Looking closer at the controller itself, however, and you will notice features that wouldn't be out of place on other esports-centric gamepads. There is a dedicated button for changing profiles, of which four are stored at any one time, as well as two large programmable buttons on the back of the unit, which can be dialed in to do anything you would want them to.
On the audio front, Dolby Atmos is baked into the Nacon Revolution X Pro Controller's software and it works as you might expect, though there are admittedly few options to drastically alter the soundscapes through the 3.5mm jack. The most that you can do is shift around the EQ settings, but I genuinely found that it sounded very similar through all the wired headphones and headsets I ran through it.
The software, unfortunately, still isn't perfect. You can download the Revolution X application from either the Windows Store on PC or the online storefront on your Xbox Series X console. Through the application, you can create your own custom controller profile (or edit existing ones) but there isn't much of a discernible difference that can be felt between the four options. I'll be honest, too, the vague descriptors such as 'FPS', 'Stealth' and 'Action' didn't seem to alter very much at all.
Nacon Revolution X Pro Controller review: design
With one obvious exception, the Nacon Revolution X Pro Controller looks very similar to the standard Xbox Wireless Controller. It's hard to miss the prominent RGB light ring that surrounds the right analog stick, and there's no accounting for taste, but I think it lends an aura of interest and novelty to what would otherwise be a fairly by-the-numbers gamepad. There's an almost military-style, angular feel to the controller with its deliberate carved lines that run underneath the left analog stick and the face buttons; it's very subtle, but it looks cool.
Similarly nuanced is the rubber patterned grip that adorns the back of the gamepad. Unlike some controllers which can get slippery in the hand, this texture ensures that you've got a good handle on the unit at all times. Really though, I'm just glad that the Nacon Revolution X Pro controller wasn't wrapped in a glossy black finish; no one wants a lubricious fingerprint magnet.
Nacon Revolution X Pro Controller review: performance
Now, all the extra bells and whistles in the world would mean nothing if the controller itself wasn't pleasant to use, and thankfully, the Nacon Revolution X Pro controller - it's one of the best gamepads that I've had my hands on in recent memory. I found that there was a decent amount of weight to it in the hands, with the face buttons, bumpers, and triggers providing a satisfying amount of feedback without being either spongey or too clicky - a delicate middle ground.
In terms of switching profiles and remapping the buttons on the back goes, it all worked as intended, and I was swapping between different modes - that had been configured in software - as quickly as I would like.
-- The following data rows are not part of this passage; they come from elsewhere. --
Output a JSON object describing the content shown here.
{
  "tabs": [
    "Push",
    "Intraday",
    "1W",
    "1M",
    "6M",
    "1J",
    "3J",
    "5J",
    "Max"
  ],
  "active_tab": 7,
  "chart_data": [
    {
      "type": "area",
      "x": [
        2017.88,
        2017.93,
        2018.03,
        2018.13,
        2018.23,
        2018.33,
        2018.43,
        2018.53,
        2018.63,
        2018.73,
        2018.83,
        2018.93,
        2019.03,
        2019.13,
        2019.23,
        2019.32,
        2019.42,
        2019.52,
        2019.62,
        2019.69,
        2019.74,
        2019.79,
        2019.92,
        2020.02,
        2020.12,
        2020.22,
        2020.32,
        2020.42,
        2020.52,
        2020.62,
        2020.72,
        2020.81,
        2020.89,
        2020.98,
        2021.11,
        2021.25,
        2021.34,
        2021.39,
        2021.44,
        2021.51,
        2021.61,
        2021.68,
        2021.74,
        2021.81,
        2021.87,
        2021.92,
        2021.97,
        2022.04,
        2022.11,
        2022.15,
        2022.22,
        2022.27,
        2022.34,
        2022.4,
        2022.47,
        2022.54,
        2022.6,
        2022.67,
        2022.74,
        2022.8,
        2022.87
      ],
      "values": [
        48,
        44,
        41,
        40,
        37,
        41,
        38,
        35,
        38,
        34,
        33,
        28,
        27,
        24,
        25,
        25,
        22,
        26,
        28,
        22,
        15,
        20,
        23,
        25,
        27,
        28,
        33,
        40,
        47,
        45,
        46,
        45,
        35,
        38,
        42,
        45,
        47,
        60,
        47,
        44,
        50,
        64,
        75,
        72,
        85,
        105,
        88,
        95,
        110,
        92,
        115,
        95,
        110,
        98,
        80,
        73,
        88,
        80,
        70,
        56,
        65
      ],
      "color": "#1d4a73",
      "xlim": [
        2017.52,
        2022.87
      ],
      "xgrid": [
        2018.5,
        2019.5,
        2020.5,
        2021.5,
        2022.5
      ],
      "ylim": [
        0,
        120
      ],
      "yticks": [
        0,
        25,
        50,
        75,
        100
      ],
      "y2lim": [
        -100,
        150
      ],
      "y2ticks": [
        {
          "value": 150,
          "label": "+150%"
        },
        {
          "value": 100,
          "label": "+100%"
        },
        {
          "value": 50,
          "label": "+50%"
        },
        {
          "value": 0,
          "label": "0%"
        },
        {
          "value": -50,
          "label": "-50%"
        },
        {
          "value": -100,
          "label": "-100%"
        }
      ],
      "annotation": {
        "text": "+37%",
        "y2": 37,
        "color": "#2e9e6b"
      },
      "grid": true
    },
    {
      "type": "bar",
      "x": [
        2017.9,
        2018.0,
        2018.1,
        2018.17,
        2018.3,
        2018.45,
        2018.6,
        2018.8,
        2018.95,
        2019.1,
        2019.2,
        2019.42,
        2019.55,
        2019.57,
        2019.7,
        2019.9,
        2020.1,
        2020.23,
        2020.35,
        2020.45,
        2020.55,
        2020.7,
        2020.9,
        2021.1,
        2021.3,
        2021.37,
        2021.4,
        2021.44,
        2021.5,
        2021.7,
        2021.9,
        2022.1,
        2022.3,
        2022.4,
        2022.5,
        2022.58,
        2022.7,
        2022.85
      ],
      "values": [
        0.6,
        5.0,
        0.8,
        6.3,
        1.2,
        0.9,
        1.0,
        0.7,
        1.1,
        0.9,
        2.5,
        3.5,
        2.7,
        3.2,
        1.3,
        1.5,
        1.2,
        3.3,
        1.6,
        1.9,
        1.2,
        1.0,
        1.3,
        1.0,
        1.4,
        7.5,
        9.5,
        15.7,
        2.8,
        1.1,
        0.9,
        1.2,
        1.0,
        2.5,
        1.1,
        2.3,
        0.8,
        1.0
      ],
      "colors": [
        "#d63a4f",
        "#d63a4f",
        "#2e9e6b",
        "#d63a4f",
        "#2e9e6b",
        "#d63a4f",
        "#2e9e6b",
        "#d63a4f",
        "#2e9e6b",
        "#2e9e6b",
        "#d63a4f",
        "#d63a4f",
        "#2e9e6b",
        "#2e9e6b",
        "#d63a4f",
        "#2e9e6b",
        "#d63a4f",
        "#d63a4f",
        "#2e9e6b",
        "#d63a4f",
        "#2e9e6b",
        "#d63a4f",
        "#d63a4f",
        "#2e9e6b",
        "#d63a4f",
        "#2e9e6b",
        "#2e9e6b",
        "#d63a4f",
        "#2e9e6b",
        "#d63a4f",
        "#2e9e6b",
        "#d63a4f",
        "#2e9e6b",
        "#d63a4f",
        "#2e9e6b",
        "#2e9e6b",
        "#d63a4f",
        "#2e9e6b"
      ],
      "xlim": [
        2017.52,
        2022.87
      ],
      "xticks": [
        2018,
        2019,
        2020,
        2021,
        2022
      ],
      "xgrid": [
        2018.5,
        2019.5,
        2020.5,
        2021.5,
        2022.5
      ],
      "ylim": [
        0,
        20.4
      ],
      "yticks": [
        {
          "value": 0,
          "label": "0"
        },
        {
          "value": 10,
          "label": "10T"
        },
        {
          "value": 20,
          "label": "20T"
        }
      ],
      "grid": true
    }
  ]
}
It should be noted that, unlike the Revolution Unlimited Pro, the Nacon Revolution X Pro isn't wireless. Having a physical tethered connection to your system of choice goes a long way to eliminate the likes of input lag and latency issues which are particularly pressing when playing competitively, sure, but I would have liked the option to sync up via Bluetooth (or 2.4GHz wireless) for the sake of convenience.
One thing that received criticism on older Nacon Revolution controllers is the D-pad, but I found that the directional buttons on the Nacon Revolution X Pro controller were responsive and tactile when I put it through its paces in Mortal Kombat 11, Tekken 7, Sonic Mania, and pretty much anything else I trialed that required a digital input.
After a few minutes of playing around with the weights and the stick shafts, I quickly found a setup that worked for me: the 16g set in each grip and the thinnest washer I could find to allow for the greatest degree of movement. I quickly put this configuration through its paces in Max Payne 3 in free-aim (soft-lock turned off completely) and was able to reliably score headsets in both full-speed gameplay and bullet time, so I had the desired amount of accuracy and precision needed.
Nacon Revolution X Pro Controller review: should you buy it?
I'm comfortable recommending the Nacon Revolution X Pro controller for both Xbox Series X users and PC gamers. If you've been after a controller which offers customizability options for a cheaper price than that of the Xbox Elite Series 2 controller, then you're likely to be very happy with what the Nacon Revolution X Pro Controller does. It feels and looks just as good as you would expect from an esports gamepad and doesn't skimp on any features to maintain its competitive asking price.